Numa tarde quente e úmida, eu
estava numa cidadezinha do interior do Paraná quando resolvi dar uma
escapadinha para um boteco bastante fuleiro, onde havia apenas três ou quatro
mesinhas e nenhum cliente, que é do jeito que eu mais gosto. Pedi uma cerveja,
fui para um canto e comecei a bebericar enquanto retomei a leitura de um livro.
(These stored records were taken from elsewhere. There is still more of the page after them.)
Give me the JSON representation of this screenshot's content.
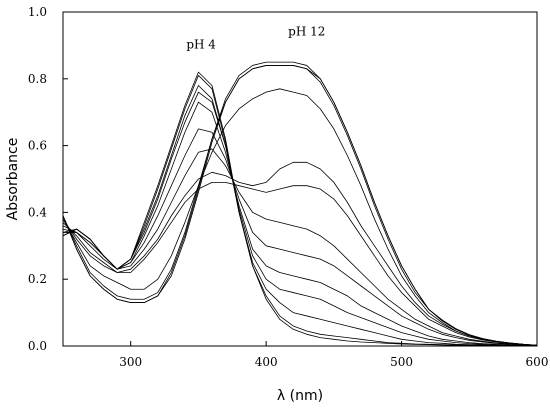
{
  "chart_data": {
    "type": "line",
    "title": "",
    "xlabel": "λ (nm)",
    "ylabel": "Absorbance",
    "xlim": [
      250,
      600
    ],
    "ylim": [
      0,
      1.0
    ],
    "x_ticks": [
      {
        "value": 300,
        "label": "300"
      },
      {
        "value": 400,
        "label": "400"
      },
      {
        "value": 500,
        "label": "500"
      },
      {
        "value": 600,
        "label": "600"
      }
    ],
    "y_ticks": [
      {
        "value": 0.0,
        "label": "0.0"
      },
      {
        "value": 0.2,
        "label": "0.2"
      },
      {
        "value": 0.4,
        "label": "0.4"
      },
      {
        "value": 0.6,
        "label": "0.6"
      },
      {
        "value": 0.8,
        "label": "0.8"
      },
      {
        "value": 1.0,
        "label": "1.0"
      }
    ],
    "grid": false,
    "legend": "none",
    "annotations": [
      {
        "text": "pH 4",
        "x": 352,
        "y": 0.89
      },
      {
        "text": "pH 12",
        "x": 430,
        "y": 0.93
      }
    ],
    "x": [
      250,
      260,
      270,
      280,
      290,
      300,
      310,
      320,
      330,
      340,
      350,
      360,
      370,
      380,
      390,
      400,
      410,
      420,
      430,
      440,
      450,
      460,
      470,
      480,
      490,
      500,
      510,
      520,
      530,
      540,
      550,
      560,
      570,
      580,
      590,
      600
    ],
    "series": [
      {
        "values": [
          0.33,
          0.35,
          0.32,
          0.27,
          0.23,
          0.26,
          0.37,
          0.48,
          0.6,
          0.72,
          0.82,
          0.78,
          0.62,
          0.4,
          0.24,
          0.14,
          0.08,
          0.05,
          0.035,
          0.025,
          0.02,
          0.015,
          0.012,
          0.01,
          0.008,
          0.006,
          0.005,
          0.004,
          0.003,
          0.002,
          0.002,
          0.001,
          0.001,
          0.001,
          0.0,
          0.0
        ]
      },
      {
        "values": [
          0.33,
          0.35,
          0.32,
          0.27,
          0.23,
          0.26,
          0.36,
          0.47,
          0.59,
          0.71,
          0.81,
          0.77,
          0.61,
          0.4,
          0.24,
          0.15,
          0.09,
          0.06,
          0.045,
          0.035,
          0.03,
          0.025,
          0.02,
          0.015,
          0.01,
          0.008,
          0.006,
          0.005,
          0.004,
          0.003,
          0.002,
          0.002,
          0.001,
          0.001,
          0.0,
          0.0
        ]
      },
      {
        "values": [
          0.33,
          0.35,
          0.32,
          0.27,
          0.23,
          0.26,
          0.35,
          0.45,
          0.57,
          0.69,
          0.78,
          0.74,
          0.6,
          0.4,
          0.25,
          0.17,
          0.13,
          0.1,
          0.09,
          0.08,
          0.07,
          0.06,
          0.05,
          0.04,
          0.03,
          0.02,
          0.015,
          0.01,
          0.008,
          0.005,
          0.004,
          0.003,
          0.002,
          0.001,
          0.001,
          0.0
        ]
      },
      {
        "values": [
          0.34,
          0.35,
          0.32,
          0.27,
          0.23,
          0.26,
          0.34,
          0.44,
          0.56,
          0.67,
          0.76,
          0.73,
          0.6,
          0.41,
          0.27,
          0.2,
          0.17,
          0.16,
          0.15,
          0.14,
          0.12,
          0.1,
          0.085,
          0.07,
          0.055,
          0.04,
          0.03,
          0.02,
          0.015,
          0.01,
          0.007,
          0.005,
          0.003,
          0.002,
          0.001,
          0.0
        ]
      },
      {
        "values": [
          0.34,
          0.34,
          0.31,
          0.27,
          0.23,
          0.25,
          0.33,
          0.42,
          0.53,
          0.64,
          0.73,
          0.7,
          0.58,
          0.42,
          0.29,
          0.24,
          0.22,
          0.21,
          0.2,
          0.19,
          0.17,
          0.15,
          0.12,
          0.1,
          0.08,
          0.06,
          0.045,
          0.03,
          0.02,
          0.015,
          0.01,
          0.007,
          0.005,
          0.003,
          0.002,
          0.0
        ]
      },
      {
        "values": [
          0.35,
          0.34,
          0.31,
          0.27,
          0.23,
          0.25,
          0.31,
          0.39,
          0.48,
          0.57,
          0.65,
          0.64,
          0.56,
          0.44,
          0.34,
          0.3,
          0.29,
          0.28,
          0.27,
          0.26,
          0.24,
          0.21,
          0.18,
          0.15,
          0.12,
          0.09,
          0.07,
          0.05,
          0.035,
          0.025,
          0.017,
          0.012,
          0.008,
          0.005,
          0.003,
          0.001
        ]
      },
      {
        "values": [
          0.36,
          0.34,
          0.3,
          0.26,
          0.23,
          0.24,
          0.29,
          0.35,
          0.43,
          0.51,
          0.58,
          0.59,
          0.54,
          0.46,
          0.4,
          0.38,
          0.37,
          0.36,
          0.35,
          0.33,
          0.3,
          0.26,
          0.22,
          0.18,
          0.14,
          0.11,
          0.08,
          0.06,
          0.04,
          0.03,
          0.02,
          0.014,
          0.009,
          0.006,
          0.003,
          0.001
        ]
      },
      {
        "values": [
          0.37,
          0.33,
          0.28,
          0.25,
          0.22,
          0.23,
          0.27,
          0.32,
          0.39,
          0.45,
          0.5,
          0.52,
          0.51,
          0.49,
          0.48,
          0.49,
          0.53,
          0.55,
          0.55,
          0.53,
          0.49,
          0.43,
          0.36,
          0.3,
          0.24,
          0.18,
          0.13,
          0.09,
          0.065,
          0.045,
          0.03,
          0.02,
          0.013,
          0.008,
          0.004,
          0.002
        ]
      },
      {
        "values": [
          0.38,
          0.32,
          0.27,
          0.24,
          0.22,
          0.22,
          0.26,
          0.31,
          0.37,
          0.43,
          0.47,
          0.49,
          0.49,
          0.48,
          0.47,
          0.46,
          0.47,
          0.48,
          0.48,
          0.47,
          0.44,
          0.39,
          0.33,
          0.27,
          0.21,
          0.16,
          0.12,
          0.08,
          0.06,
          0.04,
          0.027,
          0.018,
          0.012,
          0.007,
          0.004,
          0.002
        ]
      },
      {
        "values": [
          0.38,
          0.31,
          0.24,
          0.21,
          0.19,
          0.17,
          0.17,
          0.2,
          0.27,
          0.37,
          0.48,
          0.58,
          0.66,
          0.71,
          0.74,
          0.76,
          0.77,
          0.76,
          0.75,
          0.71,
          0.65,
          0.57,
          0.48,
          0.38,
          0.29,
          0.21,
          0.15,
          0.1,
          0.07,
          0.045,
          0.03,
          0.02,
          0.013,
          0.008,
          0.004,
          0.002
        ]
      },
      {
        "values": [
          0.39,
          0.3,
          0.22,
          0.18,
          0.15,
          0.14,
          0.14,
          0.16,
          0.23,
          0.34,
          0.48,
          0.62,
          0.73,
          0.8,
          0.83,
          0.84,
          0.84,
          0.84,
          0.83,
          0.79,
          0.72,
          0.63,
          0.53,
          0.42,
          0.32,
          0.23,
          0.16,
          0.11,
          0.075,
          0.05,
          0.033,
          0.022,
          0.014,
          0.009,
          0.005,
          0.002
        ]
      },
      {
        "values": [
          0.39,
          0.29,
          0.21,
          0.17,
          0.14,
          0.13,
          0.13,
          0.15,
          0.22,
          0.33,
          0.47,
          0.62,
          0.74,
          0.81,
          0.84,
          0.85,
          0.85,
          0.85,
          0.84,
          0.8,
          0.73,
          0.64,
          0.54,
          0.43,
          0.33,
          0.24,
          0.17,
          0.11,
          0.078,
          0.052,
          0.034,
          0.022,
          0.014,
          0.009,
          0.005,
          0.002
        ]
      },
      {
        "values": [
          0.39,
          0.29,
          0.21,
          0.17,
          0.14,
          0.13,
          0.13,
          0.15,
          0.21,
          0.32,
          0.46,
          0.61,
          0.73,
          0.8,
          0.83,
          0.84,
          0.84,
          0.84,
          0.83,
          0.8,
          0.73,
          0.64,
          0.54,
          0.43,
          0.33,
          0.24,
          0.17,
          0.11,
          0.076,
          0.05,
          0.033,
          0.021,
          0.014,
          0.009,
          0.005,
          0.002
        ]
      }
    ]
  }
}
Comigo estava Dom Casmurro, que, na minha opinião, é a melhor obra de Machado
de Assis. Enquanto o botequeiro, sem
ter o que fazer, cochilava do outro lado do balcão, eu submergia na história de
Bentinho e Capitu. Subitamente, chega um cliente e desperta o homem, dizendo
quase num grito: “Seu Manduca, me dá uma cerveja!”. Não poderia ser menor o meu susto, não por
ele rasgar violentamente aquele benfazejo silêncio vespertino, mas porque naquele
exato momento eu lia no romance a história de um personagem que, coincidentemente,
tinha o nome de Manduca. Como pode?... Manduca ali e Manduca aqui?! Sim, o
homem tinha esse apelido, que provavelmente tenha saído das páginas de Machado.
Vai saber...
Agora os tempos são outros. Já não
frequento boteco e muito raramente vou a barzinho. Meus anos foram passando, antes
devagarinho e agora bem mais apressadinhos. Com a idade, me veio também algum
juízo, de forma que meus espaços de lazer são mais escassos e bem selecionados –
como uma sorveteria, por exemplo. É dela que eu gostaria de falar nesta crônica,
mas fui atraído pelo boteco.
Bom... semana sim, semana não,
dou-me ao luxo de ir a uma sorveteria. Ali,
leio e como picolés. Sim, eu mordo e mastigo picolés – não os chupo. Devoro
sempre três: de abacaxi, limão, milho verde ou coco queimado. Enquanto vou sorvendo
aquela delícia gelada, vou mergulhando nas páginas de um livro. Só que outro
dia eu esqueci de levar esse companheiro e resolvi fazer umas continhas. Mas...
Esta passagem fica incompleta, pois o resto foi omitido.